There was no PCR test for 25.0% (n = 4) of those who had positive IgG because they had no symptoms or had very mild symptoms that did not necessitate seeking medical advice. Furthermore, three patients seroconverted without showing symptoms suggestive of SARS-CoV-2 infection. One study reported that 48% of those who seroconverted had symptoms as per COVID-19 case definition and 38% had asymptomatic carriage.12 Asymptomatic carriage of the virus might lead to silent transmission of the infection among healthcare workers. This may suggest that screening of HCWs by symptoms alone is not enough to detect potential carriers. Hence, an intensified screening protocol for frontline HCWs with continuous exposure to SARS-CoV-2 patients is needed as was recommended by Julia et al.22 This must include active or self-screening for symptoms that warrant immediate testing with PCR. Periodic testing for asymptomatic staff might not be feasible in our setting due to shortage of PCR kits and considered not cost effective as the performance of PCR depends on the pretest probability and might give false negative results in such population.23 If the pretest probability is high, repeat testing is recommended to rule out infection. Serology testing is not useful to rule out acute infections, however, it could be utilized as a periodic screening tool for staff to evaluate the effectiveness of mitigation measures at the peak of pandemic and detect asymptomatic carriage that might be missed by PCR.

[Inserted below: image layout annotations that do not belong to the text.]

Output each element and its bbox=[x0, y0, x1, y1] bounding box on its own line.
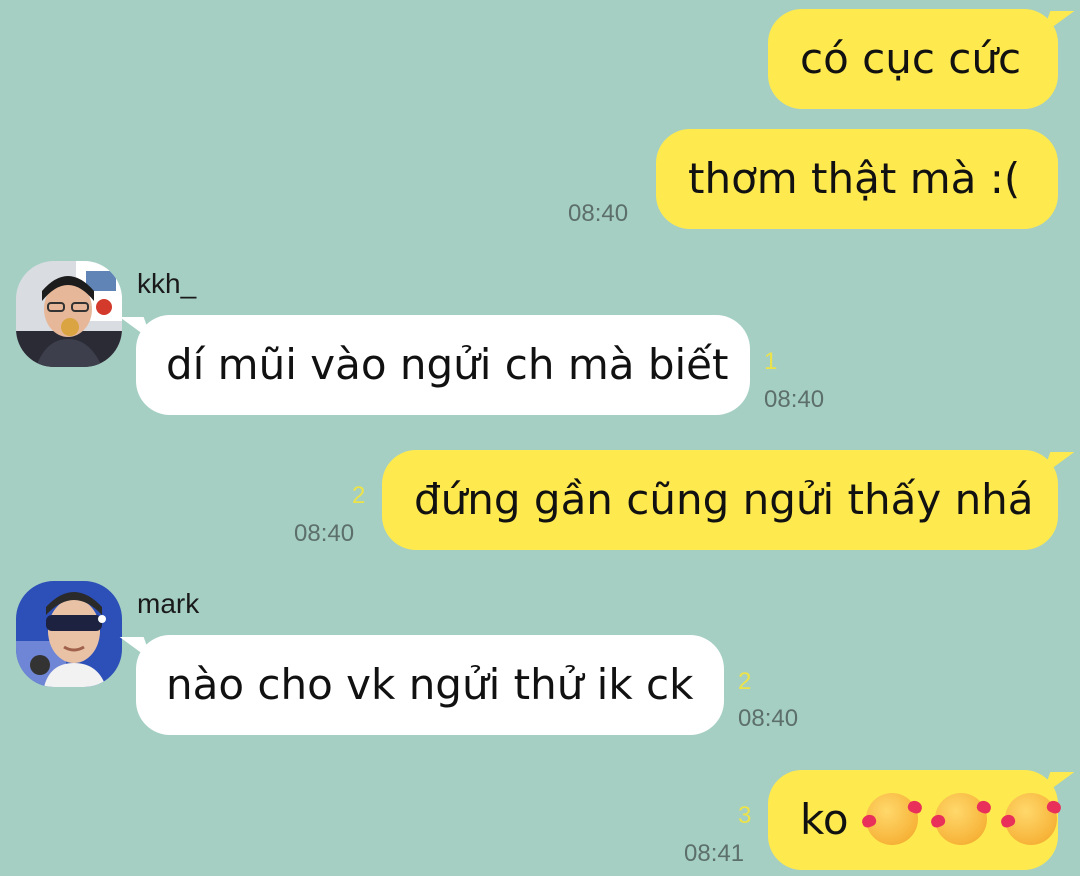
smiling-face-with-hearts-icon bbox=[865, 792, 918, 845]
message-text: thơm thật mà :( bbox=[688, 154, 1021, 203]
message-text: dí mũi vào ngửi ch mà biết bbox=[166, 340, 729, 389]
bubble-tail bbox=[1041, 452, 1075, 476]
message-timestamp: 08:40 bbox=[738, 705, 799, 732]
sent-message[interactable]: thơm thật mà :( bbox=[656, 129, 1058, 229]
avatar[interactable] bbox=[16, 581, 122, 687]
sender-name: kkh_ bbox=[137, 268, 197, 299]
smiling-face-with-hearts-icon bbox=[935, 792, 988, 845]
chat-window: có cục cức thơm thật mà :( 08:40 kkh_ dí… bbox=[0, 0, 1080, 876]
sent-message[interactable]: đứng gần cũng ngửi thấy nhá bbox=[382, 450, 1075, 550]
unread-count: 1 bbox=[764, 348, 778, 375]
sent-message[interactable]: ko bbox=[768, 770, 1075, 870]
bubble-tail bbox=[119, 317, 153, 341]
avatar-image bbox=[16, 581, 122, 687]
smiling-face-with-hearts-icon bbox=[1004, 792, 1057, 845]
bubble-tail bbox=[119, 637, 153, 661]
message-text: ko bbox=[800, 795, 849, 844]
message-text: có cục cức bbox=[800, 34, 1022, 83]
unread-count: 2 bbox=[738, 668, 752, 695]
unread-count: 3 bbox=[738, 802, 752, 829]
received-message[interactable]: dí mũi vào ngửi ch mà biết bbox=[119, 315, 750, 415]
sender-name: mark bbox=[137, 588, 200, 619]
message-timestamp: 08:40 bbox=[764, 386, 825, 413]
avatar[interactable] bbox=[16, 261, 122, 367]
message-text: đứng gần cũng ngửi thấy nhá bbox=[414, 475, 1034, 524]
message-timestamp: 08:40 bbox=[294, 520, 355, 547]
message-timestamp: 08:40 bbox=[568, 200, 629, 227]
message-timestamp: 08:41 bbox=[684, 840, 745, 867]
received-message[interactable]: nào cho vk ngửi thử ik ck bbox=[119, 635, 724, 735]
bubble-tail bbox=[1041, 772, 1075, 796]
unread-count: 2 bbox=[352, 482, 366, 509]
avatar-image bbox=[16, 261, 122, 367]
sent-message[interactable]: có cục cức bbox=[768, 9, 1075, 109]
bubble-tail bbox=[1041, 11, 1075, 35]
message-text: nào cho vk ngửi thử ik ck bbox=[166, 660, 694, 709]
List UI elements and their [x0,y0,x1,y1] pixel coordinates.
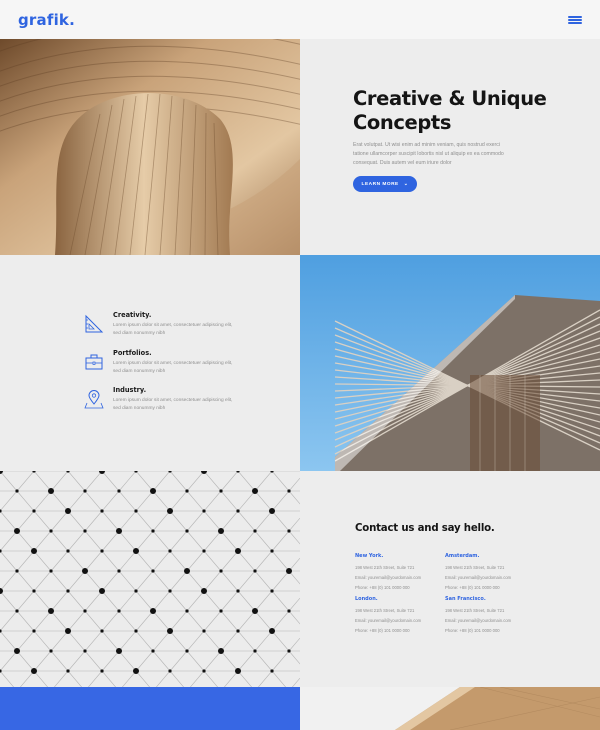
office-new-york: New York. 198 West 21th Street, Suite 72… [355,553,445,593]
hero-text: Erat volutpat. Ut wisi enim ad minim ven… [353,142,504,166]
contact-title: Contact us and say hello. [355,523,495,534]
office-amsterdam: Amsterdam. 198 West 21th Street, Suite 7… [445,553,535,593]
ruler-triangle-icon [85,314,104,333]
office-phone: Phone: +88 (0) 101 0000 000 [355,585,410,590]
office-email[interactable]: Email: youremail@yourdomain.com [445,573,535,583]
office-city: London. [355,596,378,602]
geometric-pattern-image [0,471,300,687]
briefcase-icon [85,354,103,370]
office-address: 198 West 21th Street, Suite 721 [355,565,415,570]
feature-text: Lorem ipsum dolor sit amet, consectetuer… [113,323,233,336]
logo[interactable]: grafik. [18,11,75,29]
office-address: 198 West 21th Street, Suite 721 [445,565,505,570]
office-address: 198 West 21th Street, Suite 721 [445,608,505,613]
office-san-francisco: San Francisco. 198 West 21th Street, Sui… [445,596,535,636]
feature-text: Lorem ipsum dolor sit amet, consectetuer… [113,361,233,374]
wood-angle-image [300,687,600,730]
office-phone: Phone: +88 (0) 101 0000 000 [355,628,410,633]
hero-title: Creative & Unique Concepts [353,87,547,134]
chevron-down-icon: ⌄ [403,181,409,187]
feature-title: Portfolios. [113,349,152,357]
feature-title: Industry. [113,386,147,394]
feature-text: Lorem ipsum dolor sit amet, consectetuer… [113,398,233,411]
office-phone: Phone: +88 (0) 101 0000 000 [445,585,500,590]
building-facade-image [300,255,600,471]
map-pin-icon [84,390,104,409]
office-city: San Francisco. [445,596,486,602]
learn-more-button[interactable]: LEARN MORE ⌄ [353,176,417,192]
hamburger-menu-icon[interactable] [568,14,582,26]
hero-panel: Creative & Unique Concepts Erat volutpat… [300,39,600,255]
wooden-ceiling-image [0,39,300,255]
office-email[interactable]: Email: youremail@yourdomain.com [355,573,445,583]
office-city: Amsterdam. [445,553,480,559]
contact-panel: Contact us and say hello. New York. 198 … [300,471,600,687]
office-address: 198 West 21th Street, Suite 721 [355,608,415,613]
office-email[interactable]: Email: youremail@yourdomain.com [355,616,445,626]
features-panel: Creativity. Lorem ipsum dolor sit amet, … [0,255,300,471]
learn-more-label: LEARN MORE [361,181,399,187]
site-header: grafik. [0,0,600,39]
blue-block [0,687,300,730]
office-phone: Phone: +88 (0) 101 0000 000 [445,628,500,633]
feature-title: Creativity. [113,311,152,319]
office-london: London. 198 West 21th Street, Suite 721 … [355,596,445,636]
office-email[interactable]: Email: youremail@yourdomain.com [445,616,535,626]
office-city: New York. [355,553,384,559]
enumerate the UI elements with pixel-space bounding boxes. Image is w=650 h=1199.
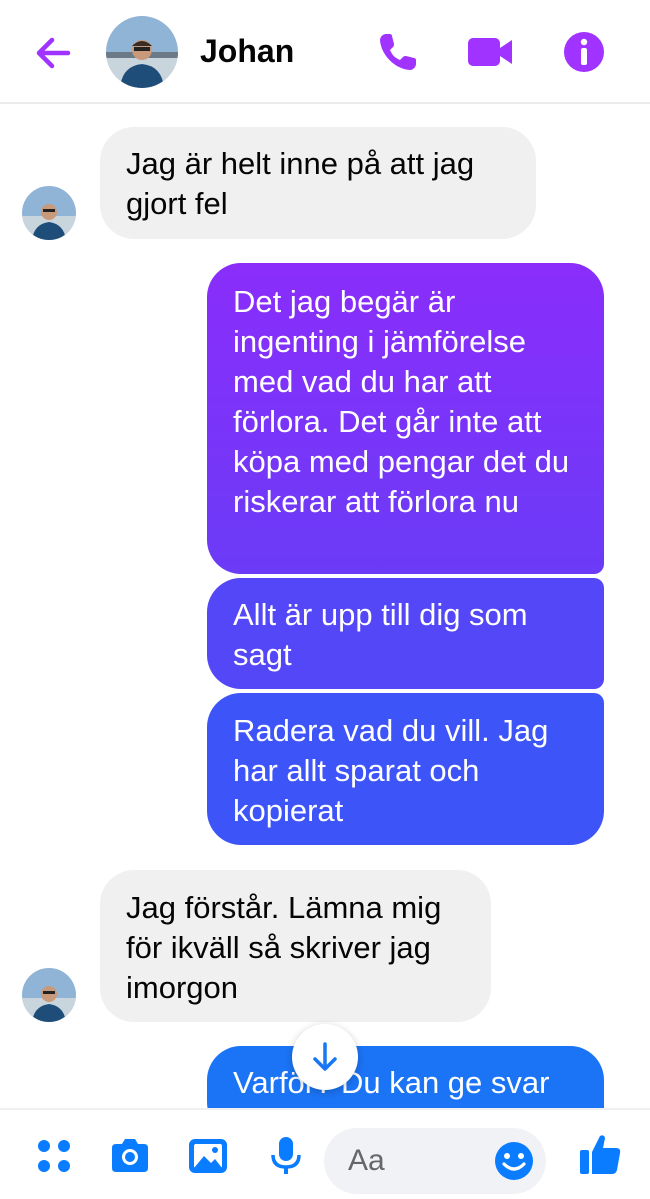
back-arrow-icon[interactable] xyxy=(30,30,76,76)
outgoing-message[interactable]: Allt är upp till dig som sagt xyxy=(207,578,604,689)
emoji-icon[interactable] xyxy=(492,1139,536,1183)
video-camera-icon[interactable] xyxy=(466,28,514,76)
outgoing-message[interactable]: Radera vad du vill. Jag har allt sparat … xyxy=(207,693,604,845)
gallery-icon[interactable] xyxy=(186,1134,230,1178)
outgoing-message[interactable]: Varför? Du kan ge svar xyxy=(207,1046,604,1110)
arrow-down-icon xyxy=(313,1042,337,1071)
info-icon[interactable] xyxy=(560,28,608,76)
camera-icon[interactable] xyxy=(108,1134,152,1178)
thumbs-up-icon[interactable] xyxy=(576,1130,624,1178)
incoming-message[interactable]: Jag förstår. Lämna mig för ikväll så skr… xyxy=(100,870,491,1022)
incoming-message[interactable]: Jag är helt inne på att jag gjort fel xyxy=(100,127,536,239)
message-text: Allt är upp till dig som sagt xyxy=(233,597,528,672)
message-text: Det jag begär är ingenting i jämförelse … xyxy=(233,284,570,519)
phone-icon[interactable] xyxy=(374,28,422,76)
conversation-header: Johan xyxy=(0,0,650,104)
message-composer: Aa xyxy=(0,1108,650,1199)
outgoing-message[interactable]: Det jag begär är ingenting i jämförelse … xyxy=(207,263,604,574)
message-input-placeholder: Aa xyxy=(348,1144,385,1177)
microphone-icon[interactable] xyxy=(264,1134,308,1178)
scroll-to-bottom-button[interactable] xyxy=(292,1024,358,1090)
sender-avatar[interactable] xyxy=(22,186,76,240)
message-input[interactable]: Aa xyxy=(324,1128,546,1194)
apps-menu-icon[interactable] xyxy=(32,1134,76,1178)
message-list[interactable]: Jag är helt inne på att jag gjort fel De… xyxy=(0,106,650,1110)
message-text: Jag är helt inne på att jag gjort fel xyxy=(126,146,475,221)
message-text: Varför? Du kan ge svar xyxy=(233,1065,550,1100)
message-text: Jag förstår. Lämna mig för ikväll så skr… xyxy=(126,890,442,1005)
message-text: Radera vad du vill. Jag har allt sparat … xyxy=(233,713,549,828)
contact-avatar[interactable] xyxy=(106,16,178,88)
sender-avatar[interactable] xyxy=(22,968,76,1022)
contact-name[interactable]: Johan xyxy=(200,33,294,70)
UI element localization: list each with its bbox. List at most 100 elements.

About 5 (31.3%) of the seroconverted HCWs had confirmed community source for their infections. Two acquired it from hospital due to contact with a positive colleague (12.5%) and 9 (56.3%) had no identified source for their infections. Another study reported the most common acquisition of COVID-19 among HCWs was from the community (61.3%), followed by hospital acquisition (25.5%); no source was identified in 13.2% of cases.10 In contrast, Al-Siyabi and colleagues showed that hospital acquisition was the most common source of infection.24

Our study has a few limitations that need to be addressed. First, despite the good sample size in our study, it was single centered which makes it difficult to draw generalizable conclusions. Second, the HCWs were not screened periodically with symptoms, serology, and PCR tests instantly. However, serum samples were collected at the beginning and at the end of the study. PCR was done only if there was an indication for testing those who met the case definition for SARS-CoV-2 infection by self-monitoring. Third, asymptomatic carriers could have been missed during the study period with this methodology. In addition, the duration between the first and the second test was long due to delay in submission of the samples especially from critical care unit staff. This led to difficulty in identification of the exact time of seroconversion in these HCWs. Moreover, the vast majority of HCWs categories that were included in the study were nurses and doctors and less paramedical staff and contractors were included, which might not give the real prevalence of COVID-19 infections in these categories.

Conclusion

Detection of COVID-19 infection among HCWs is important to prevent further transmission especially asymptomatic carriers. Combined screening strategy by symptoms, serology, and PCR might help in the detection of potential infections and asymptomatic carriage. However, implementation of such protocols is challenging due to limited resources. Stringent infection prevention and control practices in the workplace and adequate supply of PPEs are important in protecting frontline HCWs.

Disclosure

All authors declared no conflicts of interests. No funding was received for the study.

Acknowledgments

We thank all participants in this study. We also thank all staff in microbiology department, infection prevention and control, and staff clinic which helped in the data and sample collection.